Франц выражал желание, чтобы император Александр успокоился на этих
объяснениях, иначе Австрия будет принуждена выставить против России 200.000
войска, которое могло бы принести пользу России, служа угрозою для Франции
при будущих мирных переговорах. На все эти объяснения Александр отвечал,
что поведение России будет зависеть от поведения Австрии.
Известие о союзе между Францией и Австрией получено было в Петербурге
из Стокгольма. Если Наполеон спешил заключить союзы с Пруссией и Австрией;
если он старался снова поднять против России и полумертвую Турцию, то легко
понять, как важно было для него иметь в союзе Швецию, которая могла нанести
России гораздо более вреда, чем прусский и австрийский отряды, и могла
сделать это охотно вследствие недавней борьбы и потери Финляндии.
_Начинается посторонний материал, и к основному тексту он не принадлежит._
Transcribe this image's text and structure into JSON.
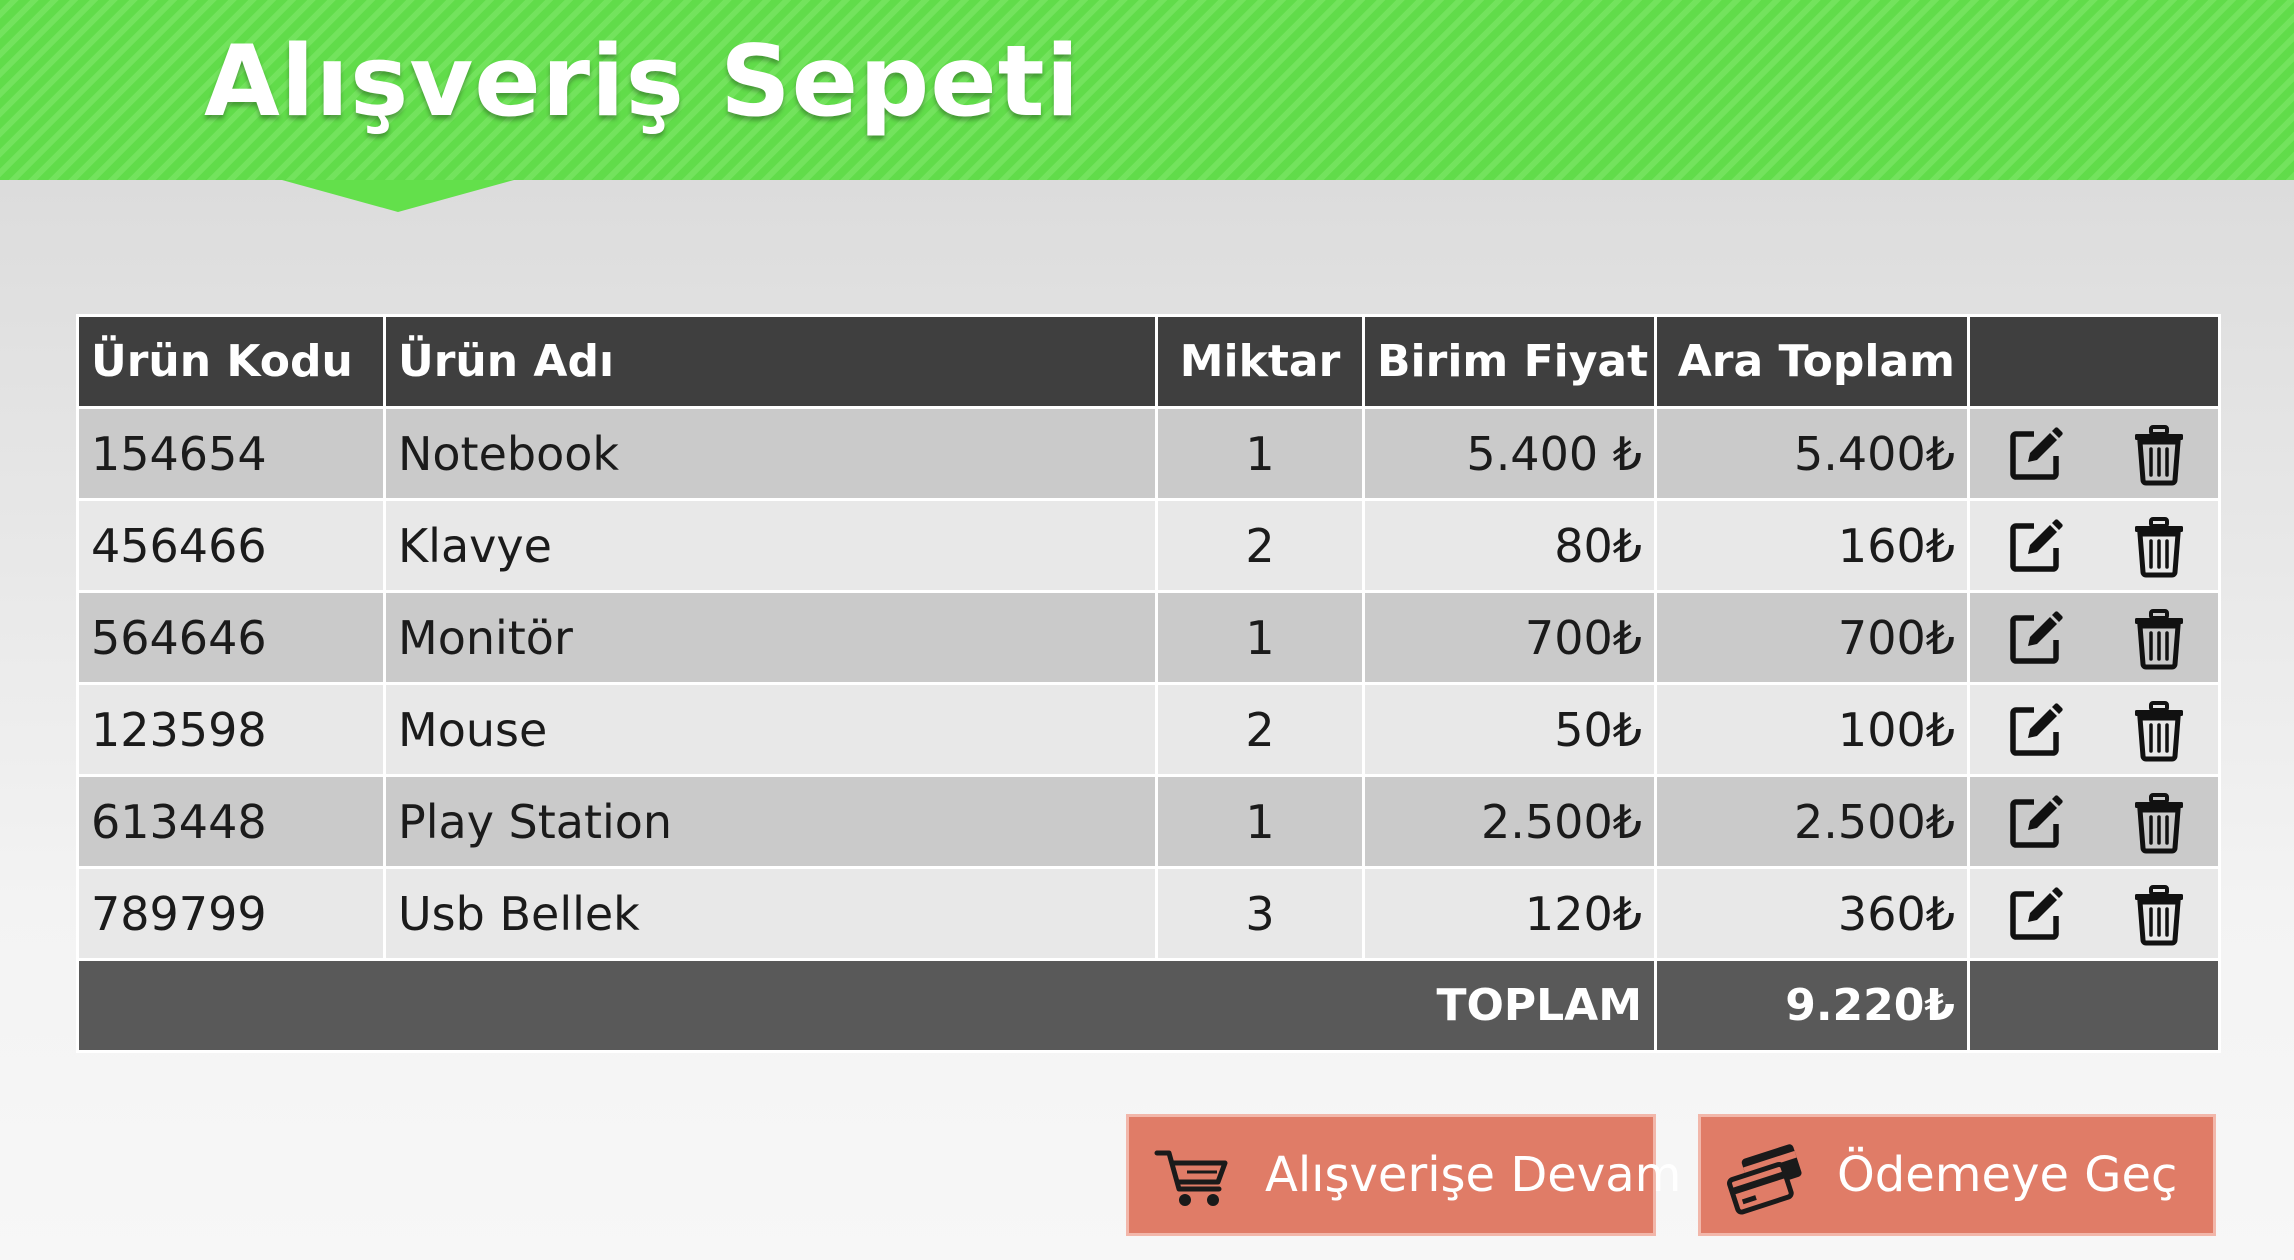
{
  "header": {
    "title": "Alışveriş Sepeti",
    "color": "#63e04b"
  },
  "table": {
    "columns": [
      "Ürün Kodu",
      "Ürün Adı",
      "Miktar",
      "Birim Fiyat",
      "Ara Toplam"
    ],
    "rows": [
      {
        "code": "154654",
        "name": "Notebook",
        "qty": "1",
        "unit_price": "5.400 ₺",
        "subtotal": "5.400₺"
      },
      {
        "code": "456466",
        "name": "Klavye",
        "qty": "2",
        "unit_price": "80₺",
        "subtotal": "160₺"
      },
      {
        "code": "564646",
        "name": "Monitör",
        "qty": "1",
        "unit_price": "700₺",
        "subtotal": "700₺"
      },
      {
        "code": "123598",
        "name": "Mouse",
        "qty": "2",
        "unit_price": "50₺",
        "subtotal": "100₺"
      },
      {
        "code": "613448",
        "name": "Play Station",
        "qty": "1",
        "unit_price": "2.500₺",
        "subtotal": "2.500₺"
      },
      {
        "code": "789799",
        "name": "Usb Bellek",
        "qty": "3",
        "unit_price": "120₺",
        "subtotal": "360₺"
      }
    ],
    "row_actions": [
      "edit-icon",
      "trash-icon"
    ],
    "total_label": "TOPLAM",
    "total_value": "9.220₺"
  },
  "buttons": {
    "continue": {
      "label": "Alışverişe Devam",
      "icon": "cart-icon"
    },
    "checkout": {
      "label": "Ödemeye Geç",
      "icon": "credit-cards-icon"
    },
    "color": "#e07c67"
  }
}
Новый
король Шведский Карл XIII не имел детей,и потому надобно было спешить избранием
ему наследника; был избран принц Августенбургский, двоюродный брат датского
короля; но весною 1810 года принц был поражен внезапною смертью. Надобно
было опять выбирать наследного принца - дело чрезвычайной важностидля России,
ибо война с Францией была неминуема. И вот приходит известие, что наследным
принцем избран один из маршалов Наполеона - Бернадот, князь Понте-Корво.
Первою мыслью императора Александра, разумеется, была мысль о полной зависимости
Швеции от Франции вследствие этого избрания; в этой тревоге у него вырвались
слова: "Я вижу ясно, что Наполеон хочет поставить меня между Варшавою и
Стокгольмом". Как в этих словах высказалась историческая связь явлений!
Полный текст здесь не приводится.